Growing up with a mindset of superiority above everyone really proved to have severe repercussions. Not long ago in high school, me and my fellow Liberal Arts Academy students - known as "the academy kids" by the underlings - were rewarded with our medallion, signifying we had completed the accelerated program. In our general school district, I guess you could consider us top tier, or maybe even elite. But, once we got to college, a whole new world unfolded.

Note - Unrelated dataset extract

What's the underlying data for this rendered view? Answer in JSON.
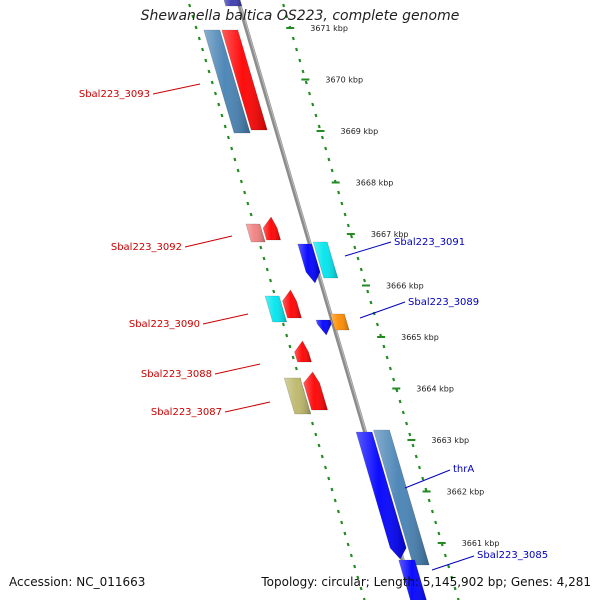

The harsh reality of this transition is that no matter who you are, we all start on equal ground. Your high school GPA, ACT score, extracurricular activities, all those things brought you to this point and the university you're attending, which means they no longer have any significance. Everyone has a blank slate. What this means is none of us are "advanced" or at a higher caliber than one another. This is a huge pill to swallow for us gifted and talented students. Growing up, we were so used to being above the rest of the students. We were smarter, therefore we studied much less … because we didn't need to. In college, no matter who you are, you're going to have to pull your weight in order to succeed. There isn't going to be a parent there telling you when you should or shouldn't be studying.

While the literal transition can be tough, you won't even begin to swallow the pill until you receive that first unexpected exam score. For me, this was the hardest part. In high school, I was so used to pulling A's and B's without any second effort. When I saw my score on one of those biology exams, I vividly remember saying to myself "Oh, so that's how this is gonna be." I realized that an A wasn't just going to be handed to me and that the grade I received was a reflection of how much effort I was putting in. Not only that, but one thing I realized was I didn't know how to study. Breezing through high school with a little skimming of notes here and there did not prepare me for college in the slightest. When studying for exams, I had no idea where to start. There are tons of roadblocks we students have to face just because we aren't accustomed to how we should act as students.

I'm currently at the University of Kentucky, which (during the college application process) I considered my safety school. It gets even worse for those at top schools who are also surrounded by students that are elite. I can't imagine how my best friend feels at Vanderbilt University, being one amongst thousands of the nation's smartest students. One of my inspirations, actually, was a TED talk given by a Harvard graduate, where he described the harsh transition at an Ivy League school. While all this may seem very overwhelming, there's still good news. In the beginning, we all start with a clean slate. We've got room to slip up a few times here and there, but as long as we have an idea of what we want, we can paint a damn good picture.